Partnership with Phoenix Indian Center Collaborates on STEM Education for Native American Youth

Achievement date: 
2016
Outcome/accomplishment: 

The NSF-funded Engineering Research Center (ERC) for Bio-mediated and Bio-inspired Geotechnics (CBBG), headquartered at Arizona State University, partnered with the Phoenix Indian Center to create programs for Native American youth that explore the connections between their culture and native plants, animals, soil, and nature. The programs introduce students to STEM topics.

Impact/benefits: 

Bothcentersshare the goal of increasing participation of under-represented communities in STEM careers, and higher education. CBBG and the Phoenix Indian Center are creating culturally-based, CBBG-oriented materials, and encourage more Native Americans to become involved in engineering and other STEM fields through CBBG summer programs for students and teachers.

Explanation/Background: 

A group of 15 Native American high school students from the Phoenix Indian Center’s Youth College and Career Readiness Program visited the CBBG labs on the ASU Tempe campus in March 2016. CBBG staff and PhDs Claudia Zapata, Otakuye Conroy-Ben, and Nassser Hamdan, and ASU students Miriam Woolley and Angel Gutierrez shared stories of their paths to studying engineering, and encouraged the youth to pursue further studies and research.

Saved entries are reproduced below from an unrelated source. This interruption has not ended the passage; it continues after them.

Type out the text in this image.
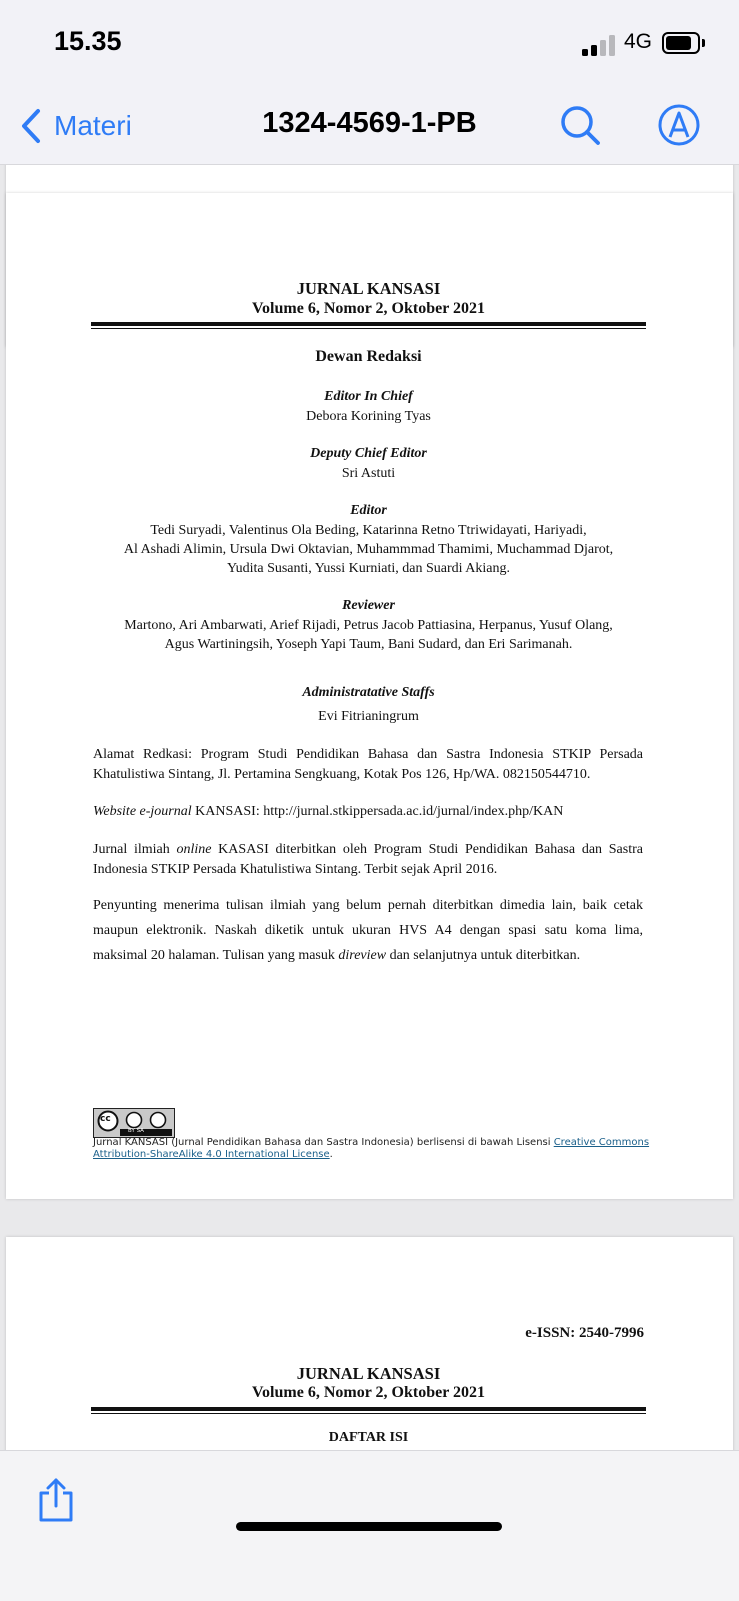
15.35	4G
1324-4569-1-PB
Materi
JURNAL KANSASI
Volume 6, Nomor 2, Oktober 2021
Dewan Redaksi
Editor In Chief
Debora Korining Tyas
Deputy Chief Editor
Sri Astuti
Editor
Tedi Suryadi, Valentinus Ola Beding, Katarinna Retno Ttriwidayati, Hariyadi,
Al Ashadi Alimin, Ursula Dwi Oktavian, Muhammmad Thamimi, Muchammad Djarot,
Yudita Susanti, Yussi Kurniati, dan Suardi Akiang.
Reviewer
Martono, Ari Ambarwati, Arief Rijadi, Petrus Jacob Pattiasina, Herpanus, Yusuf Olang,
Agus Wartiningsih, Yoseph Yapi Taum, Bani Sudard, dan Eri Sarimanah.
Administratative Staffs
Evi Fitrianingrum
Alamat Redkasi: Program Studi Pendidikan Bahasa dan Sastra Indonesia STKIP Persada Khatulistiwa Sintang, Jl. Pertamina Sengkuang, Kotak Pos 126, Hp/WA. 082150544710.
Website e-journal KANSASI: http://jurnal.stkippersada.ac.id/jurnal/index.php/KAN
Jurnal ilmiah online KASASI diterbitkan oleh Program Studi Pendidikan Bahasa dan Sastra Indonesia STKIP Persada Khatulistiwa Sintang. Terbit sejak April 2016.
Penyunting menerima tulisan ilmiah yang belum pernah diterbitkan dimedia lain, baik cetak maupun elektronik. Naskah diketik untuk ukuran HVS A4 dengan spasi satu koma lima, maksimal 20 halaman. Tulisan yang masuk direview dan selanjutnya untuk diterbitkan.
BY SA
cc
Jurnal KANSASI (Jurnal Pendidikan Bahasa dan Sastra Indonesia) berlisensi di bawah Lisensi Creative Commons Attribution-ShareAlike 4.0 International License.
e-ISSN: 2540-7996
JURNAL KANSASI
Volume 6, Nomor 2, Oktober 2021
DAFTAR ISI
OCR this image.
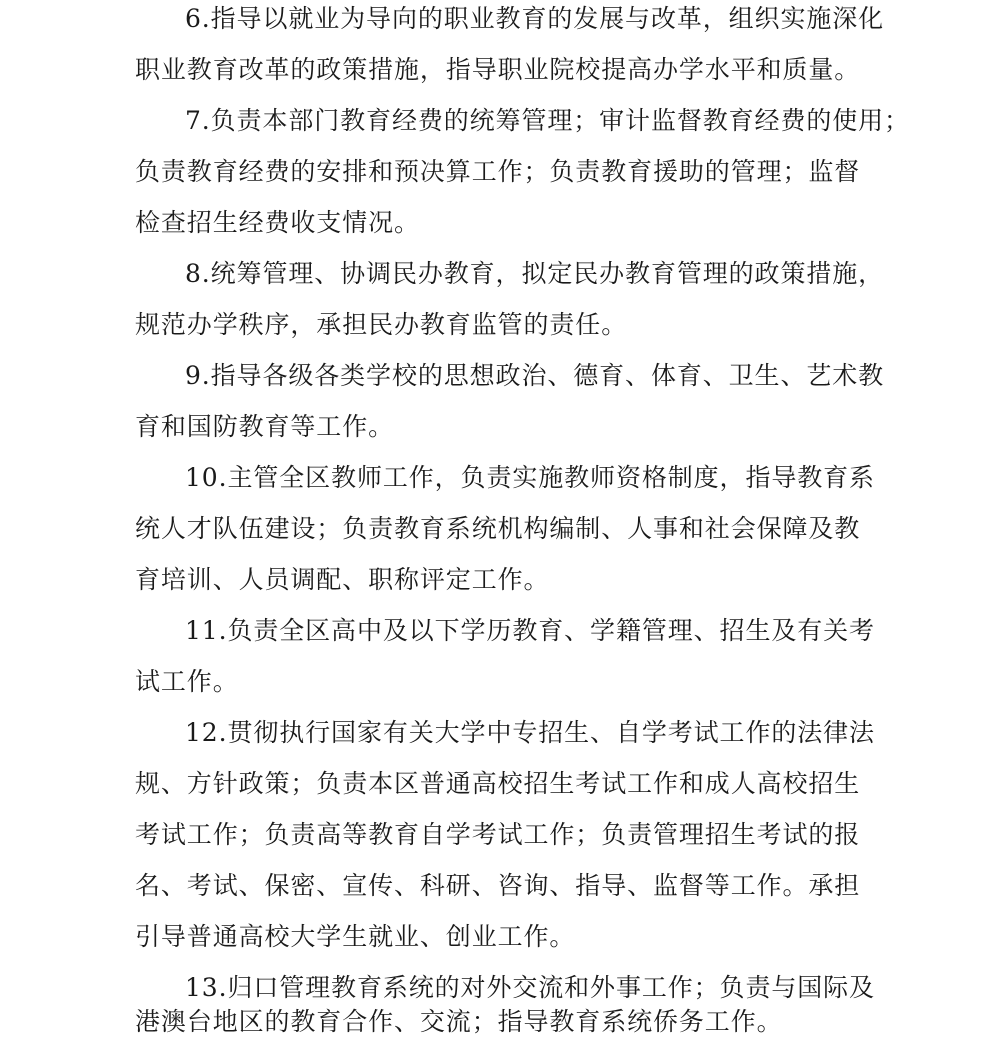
6.指导以就业为导向的职业教育的发展与改革，组织实施深化
职业教育改革的政策措施，指导职业院校提高办学水平和质量。
7.负责本部门教育经费的统筹管理；审计监督教育经费的使用；
负责教育经费的安排和预决算工作；负责教育援助的管理；监督
检查招生经费收支情况。
8.统筹管理、协调民办教育，拟定民办教育管理的政策措施，
规范办学秩序，承担民办教育监管的责任。
9.指导各级各类学校的思想政治、德育、体育、卫生、艺术教
育和国防教育等工作。
10.主管全区教师工作，负责实施教师资格制度，指导教育系
统人才队伍建设；负责教育系统机构编制、人事和社会保障及教
育培训、人员调配、职称评定工作。
11.负责全区高中及以下学历教育、学籍管理、招生及有关考
试工作。
12.贯彻执行国家有关大学中专招生、自学考试工作的法律法
规、方针政策；负责本区普通高校招生考试工作和成人高校招生
考试工作；负责高等教育自学考试工作；负责管理招生考试的报
名、考试、保密、宣传、科研、咨询、指导、监督等工作。承担
引导普通高校大学生就业、创业工作。
13.归口管理教育系统的对外交流和外事工作；负责与国际及
港澳台地区的教育合作、交流；指导教育系统侨务工作。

In July 2016 at the CBBG, ASU Assistant Professor Otakuye Conroy-Ben spoke with 115 high school students from the Phoenix Indian Center Summer Academy about the overlap between Native American culture and science. He answered questions ranging from “What tribe are you?” to “Why did you choose this job?” to “What classes should I take to prepare for this career?” The students also toured several CBBG labs.

Several of students applied for the Young Scholars program and one of them, Dion Shurley, spent five weeks in Summer 2016 working as a Young Scholar in a CBBG lab.